En fait il existe plusieurs niveaux dans ce marché:

  • Le «dépanneur» (qui revend quelques barrettes à l’occasion pour se faire son «billet»),

  • Le «commerçant indépendant» (isolé, qui revend à ses copains, au lycée, discrètement),

  • Le « réseau structuré » qui répond au flux constant d’usagers à partir d’une équipe soumise à une stricte division du travail et qui assure la circulation des marchandises, des hommes et de l’argent à une vaste échelle.

Le troisième enseignement fait apparaître que les trajectoires sont très diversifiées. En effet, si la figure du «dealer» s’est instituée comme modèle de réussite dans les quartiers et bien au-delà, elle est loin d’être la norme. La situation socio-économique favorise l'émergence des petits trafiquants dont la position est très fragile face notamment aux «caïds», ou à des «équipes» qui se ramifient à des échelles territoriales dépassant largement l’espace résidentiel. C’est à ces niveaux que se font les trafics d’envergure et que s’acquièrent bénéfices et réputations.

Les profits engendrés par ces trafics sont très souvent injectés dans l'économie par le biais de l'immobilier (SCI), commerces ou restaurants, donnant une image de réussite sociale . Elle entraîne de la part du trafiquant un changement de comportement vers une activité plus traditionnelle, se retirant ainsi des « affaires ». Cette vision de réussite sociale est particulièrement néfaste dans la population locale.
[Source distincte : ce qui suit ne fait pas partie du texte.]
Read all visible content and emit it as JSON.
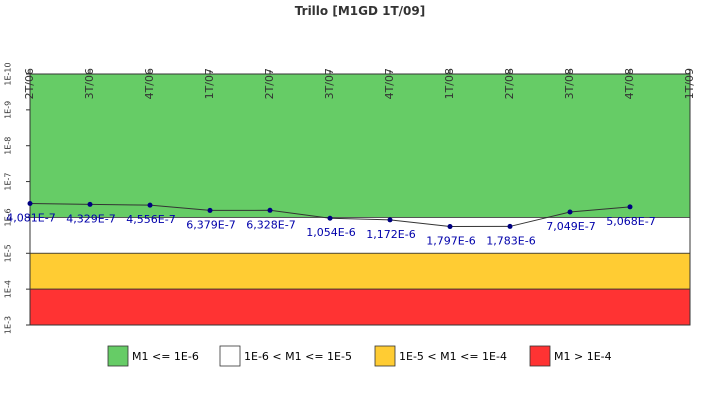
{
  "chart_data": {
    "type": "line",
    "title": "Trillo [M1GD 1T/09]",
    "categories": [
      "2T/06",
      "3T/06",
      "4T/06",
      "1T/07",
      "2T/07",
      "3T/07",
      "4T/07",
      "1T/08",
      "2T/08",
      "3T/08",
      "4T/08",
      "1T/09"
    ],
    "series": [
      {
        "name": "M1",
        "color": "#333333",
        "marker_color": "#000080",
        "values": [
          4.081e-07,
          4.329e-07,
          4.556e-07,
          6.379e-07,
          6.328e-07,
          1.054e-06,
          1.172e-06,
          1.797e-06,
          1.783e-06,
          7.049e-07,
          5.068e-07,
          null
        ],
        "value_labels": [
          "4,081E-7",
          "4,329E-7",
          "4,556E-7",
          "6,379E-7",
          "6,328E-7",
          "1,054E-6",
          "1,172E-6",
          "1,797E-6",
          "1,783E-6",
          "7,049E-7",
          "5,068E-7",
          null
        ]
      }
    ],
    "log_scale": true,
    "y_inverted": true,
    "ylim": [
      1e-10,
      0.001
    ],
    "yticks": [
      {
        "value": 1e-10,
        "label": "1E-10"
      },
      {
        "value": 1e-09,
        "label": "1E-9"
      },
      {
        "value": 1e-08,
        "label": "1E-8"
      },
      {
        "value": 1e-07,
        "label": "1E-7"
      },
      {
        "value": 1e-06,
        "label": "1E-6"
      },
      {
        "value": 1e-05,
        "label": "1E-5"
      },
      {
        "value": 0.0001,
        "label": "1E-4"
      },
      {
        "value": 0.001,
        "label": "1E-3"
      }
    ],
    "bands": [
      {
        "name": "M1 <= 1E-6",
        "color": "#66cc66",
        "range": [
          1e-10,
          1e-06
        ]
      },
      {
        "name": "1E-6 < M1 <= 1E-5",
        "color": "#ffffff",
        "range": [
          1e-06,
          1e-05
        ]
      },
      {
        "name": "1E-5 < M1 <= 1E-4",
        "color": "#ffcc33",
        "range": [
          1e-05,
          0.0001
        ]
      },
      {
        "name": "M1 > 1E-4",
        "color": "#ff3333",
        "range": [
          0.0001,
          0.001
        ]
      }
    ],
    "legend": "bottom"
  }
}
Les moyens d'investigation et de lutte nécessaires au démantèlement de ces réseaux, qui minent les circuits économiques légaux, relèvent de plusieurs administrations différentes mais complémentaires. La principale difficulté est de coordonner les énergies afin de pourvoir mener une action efficace.

L'enquête judiciaire est souvent à l'origine de l'ouverture d'un « dossier » et permet avec le plus d'efficacité d'atteindre les buts assignés dans la mesure où elle autorise la mise en oeuvre des cadres juridiques parfois plus coercitifs.

Les interpellations récentes effectuées à TREMBLAYE EN FRANCE avec la saisie de plus de neuf cent mille euros est un cas d'école sur l'existence de cette économie souterraine dans certains quartiers véritablement aux mains de ces malfrats. L'incendie de deux bus et les vives tensions qui règnent dans certains quartiers de cette ville montrent le refus de l'autorité et constitue une réaction violente à l'intervention de la police. Le paradoxe est la mise en cause d'un reportage télévisé sur le trafic de drogue dans cette ville alors que les trafiquants semblaient collaborer activement avec les journalistes, trouvant ainsi un moyen d'exprimer publiquement leur rejet de la société, leur marginalisation, situations dans lesquelles ils se complaisent, trouvant ainsi une tribune pour en quelque sorte se mettre en avant et montrer leur mainmise sur ces quartiers.

La paix sociale ne s'achète pas, les errances de ces trente dernières années dans la mise en œuvre de la politique de la ville sont un échec cuisant et sans vouloir mettre de l'huile sur le feu ni être particulièrement alarmiste, les banlieues d'aujourd'hui sont de véritables poudrières et peut être le principal souci pour demain.